Why the Love for "Print" Sources?

Last week one of my co-workers and I met with this year’s new writing tutors over the course of 5 small-group sessions. These sessions always present the unique challenge of building the students’ confidence and facility as tutors while at the same time covering library basics. We need to assume they don’t know these basics, but we also want to treat them as credible professionals.

In amongst all of this, we wanted to introduce them to the strategy of using Ulrich’s to determine if an article found online counts as a “print” source. And we thought we’d explain to them why professors continue to include this now-outdated terminology in their assignments even though they know that the vast majority of the library’s journal collection is online, and even though they will usually agree that even online-only journals count as print sources, and even though students have no context by which to distinguish online-but-count-print materials from unacceptably-online materials. As my co-worker and I thought about it, we realized that “print” is really short-hand for a whole set of assumptions about the publication, most of which have nothing to do with it’s actual format.
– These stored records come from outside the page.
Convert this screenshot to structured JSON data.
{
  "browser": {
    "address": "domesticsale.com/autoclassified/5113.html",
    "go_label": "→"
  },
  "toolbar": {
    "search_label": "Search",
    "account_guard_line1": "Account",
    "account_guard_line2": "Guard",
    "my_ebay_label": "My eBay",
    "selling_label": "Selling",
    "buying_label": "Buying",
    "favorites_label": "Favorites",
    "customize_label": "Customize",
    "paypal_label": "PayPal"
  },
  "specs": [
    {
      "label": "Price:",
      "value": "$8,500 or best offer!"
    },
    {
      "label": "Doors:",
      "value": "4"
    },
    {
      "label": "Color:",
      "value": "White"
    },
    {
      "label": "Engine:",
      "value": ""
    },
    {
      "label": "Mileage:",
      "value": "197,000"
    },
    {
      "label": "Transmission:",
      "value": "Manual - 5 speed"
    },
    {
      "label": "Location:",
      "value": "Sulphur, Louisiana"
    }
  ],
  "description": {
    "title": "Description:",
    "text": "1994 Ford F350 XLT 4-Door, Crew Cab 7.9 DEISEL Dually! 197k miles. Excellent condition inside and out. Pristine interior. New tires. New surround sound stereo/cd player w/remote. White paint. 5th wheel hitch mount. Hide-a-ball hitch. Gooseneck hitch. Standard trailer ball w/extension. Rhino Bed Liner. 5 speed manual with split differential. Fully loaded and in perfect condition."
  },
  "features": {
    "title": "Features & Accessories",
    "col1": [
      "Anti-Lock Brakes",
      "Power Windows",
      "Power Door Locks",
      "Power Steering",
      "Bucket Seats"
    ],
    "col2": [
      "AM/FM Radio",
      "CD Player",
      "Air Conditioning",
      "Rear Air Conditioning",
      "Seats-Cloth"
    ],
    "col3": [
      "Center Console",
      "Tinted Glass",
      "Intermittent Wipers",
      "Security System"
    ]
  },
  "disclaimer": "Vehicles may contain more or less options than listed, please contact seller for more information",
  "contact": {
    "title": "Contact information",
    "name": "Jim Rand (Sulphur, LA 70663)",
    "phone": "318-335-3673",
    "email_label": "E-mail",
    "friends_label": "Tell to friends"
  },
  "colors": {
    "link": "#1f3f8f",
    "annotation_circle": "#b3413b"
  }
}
“Print” implies editorial oversight at the very least, if not peer-review. There’s a whole structure to the process of printing a journal that exists to protect the publication’s reputation by ensuring the quality of the publication’s contents as much as possible. This process also ensures that authors’ work is distributed by someone other than the author. This history, this structure, this process bestows a beautiful halo of enhanced credibility around those articles that make it through the vetting process and finally appear in print.

I’ve found, as I talk with professors who continue to require print sources, that what they’re really asking for is scholarship that has been inoculated by this process. Every professor I’ve talked to has agreed that even journals that were born-digital would count as legitimate sources for their assignments. “Print” simply stands in for all the layered assumptions.

Clearly we need new terminology because I wholeheartedly support the current assumptions.

5 thoughts on “Why the Love for "Print" Sources?

  1. I think that the word “print” has now become so ingrained into academic thinking that it would, perhaps, be better to be clear as to what it is that is meant by the word – in an academic sense – rather than trying to come up with a new word or phrase.
    There’s an awful lot of trash in hard copy (think of some of the less readable daily newspapers) that no professor in his/her right mind would accept as a reputable reference but it is “print”.
    Have I, entirely accidentally, come up with a possible answer? RR = Reputable Reference.

  2. But sometimes the professors scarily enough DO mean print sources… They don’t want them using database articles because then they “don’t have to come into the library”…

  3. I’d been so focused on the scholarly literature that I hadn’t even thought of that analogy, Hazel. But you’re absolutely right. The mere existence of an editor does not mean that the output will be good.

    And yes, Anonymous. That is sometimes the case, I’ve heard. Thankfully, I haven’t had to deal with that in my own work (yet). And frankly, I can come up with a dozen ideas that would get students into the library that wouldn’t artificially restrict their sources to the 20-or-so percent of articles we actually have in paper.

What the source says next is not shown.